At the same time, the city of Rio produces almost 70 percent of Brazil’s oil and has suffered not only the impacts of the global decline in demand for petroleum but also losses by Petrobras, the largest company in Latin America, when it was at the center of corruption scandals. The results of the economic crisis are plainly visible in Rio. In 2018, more than 10,000 businesses closed in the city.

In addition to Brazil’s economic travails, the rise of figures like President Bolsonaro and Governor Witzel is a consequence of years of state abandonment of the poor in the favelas, followed by self-defeating policies that try to stop violence with more violence, leaving the rest of society to look on in apathy.

The tragedy in Rio de Janeiro was not inevitable. The city’s calamity is political, as is the way out of it. The solution lies in following public security policies based on data, research and analysis, not in stoking the public’s fear or anger. Brazil should learn from the experiences of the United States, Europe and some Latin American countries and not repeat their mistakes.

Specifically, the new governments could have worked to make life more bearable for the poverty-stricken families in the favelas by funding libraries and schools, and building a transit system so parents could get to and from good jobs.

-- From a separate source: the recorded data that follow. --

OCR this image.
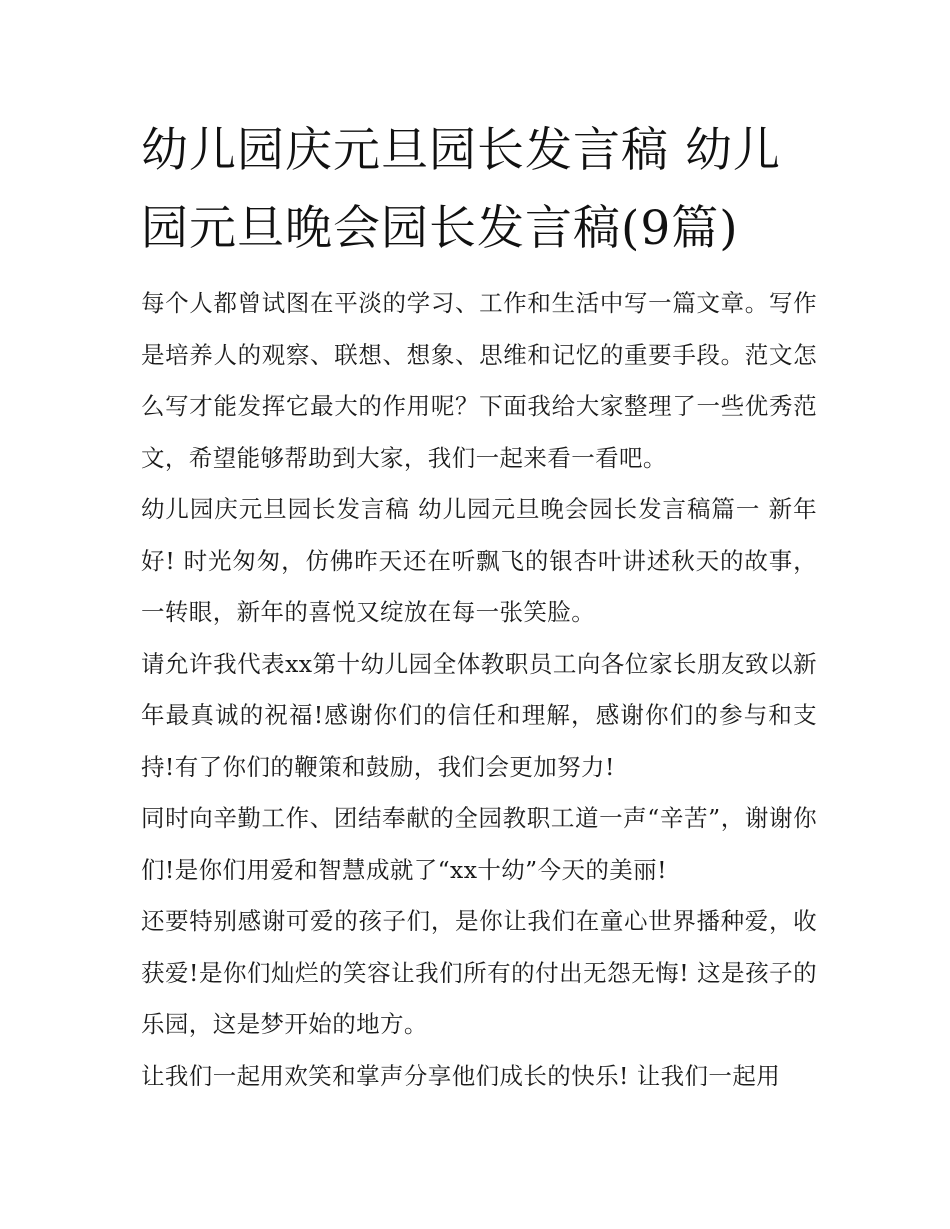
幼儿园庆元旦园长发言稿 幼儿园元旦晚会园长发言稿(9篇)

每个人都曾试图在平淡的学习、工作和生活中写一篇文章。写作是培养人的观察、联想、想象、思维和记忆的重要手段。范文怎么写才能发挥它最大的作用呢？下面我给大家整理了一些优秀范文，希望能够帮助到大家，我们一起来看一看吧。

幼儿园庆元旦园长发言稿 幼儿园元旦晚会园长发言稿篇一 新年好! 时光匆匆，仿佛昨天还在听飘飞的银杏叶讲述秋天的故事，一转眼，新年的喜悦又绽放在每一张笑脸。

请允许我代表xx第十幼儿园全体教职员工向各位家长朋友致以新年最真诚的祝福!感谢你们的信任和理解，感谢你们的参与和支持!有了你们的鞭策和鼓励，我们会更加努力!

同时向辛勤工作、团结奉献的全园教职工道一声“辛苦”，谢谢你们!是你们用爱和智慧成就了“xx十幼”今天的美丽!

还要特别感谢可爱的孩子们，是你让我们在童心世界播种爱，收获爱!是你们灿烂的笑容让我们所有的付出无怨无悔! 这是孩子的乐园，这是梦开始的地方。

让我们一起用欢笑和掌声分享他们成长的快乐! 让我们一起用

That method was put to work and became a practical example in Medelín, Colombia, which late in the last century was considered among the most violent cities in the world, but recently has flourished as a destination for tourists. Unfortunately, Brazil’s leaders have chosen to ramp up violence against not just drug carriers but also the innocent favela families themselves. And the new violence has produced only more destruction and sorrow.

Brazil has long been one of the world’s largest cocaine markets, but it should not have insisted on a war strategy that has failed in all the countries that have used it — notably Mexico and Colombia. Brazilians, particularly in Rio, must find other ways to address drug trafficking and insecurity, starting by discussing alternatives for police action that are legal and humane — for example, reinforcing the Pacifying Police Units and other community-centered options.

Rio’s tragedy is political. New, well-thought-out policies could be its salvation.

Mauricio Santoro is a professor of international relations at the State University of Rio de Janeiro.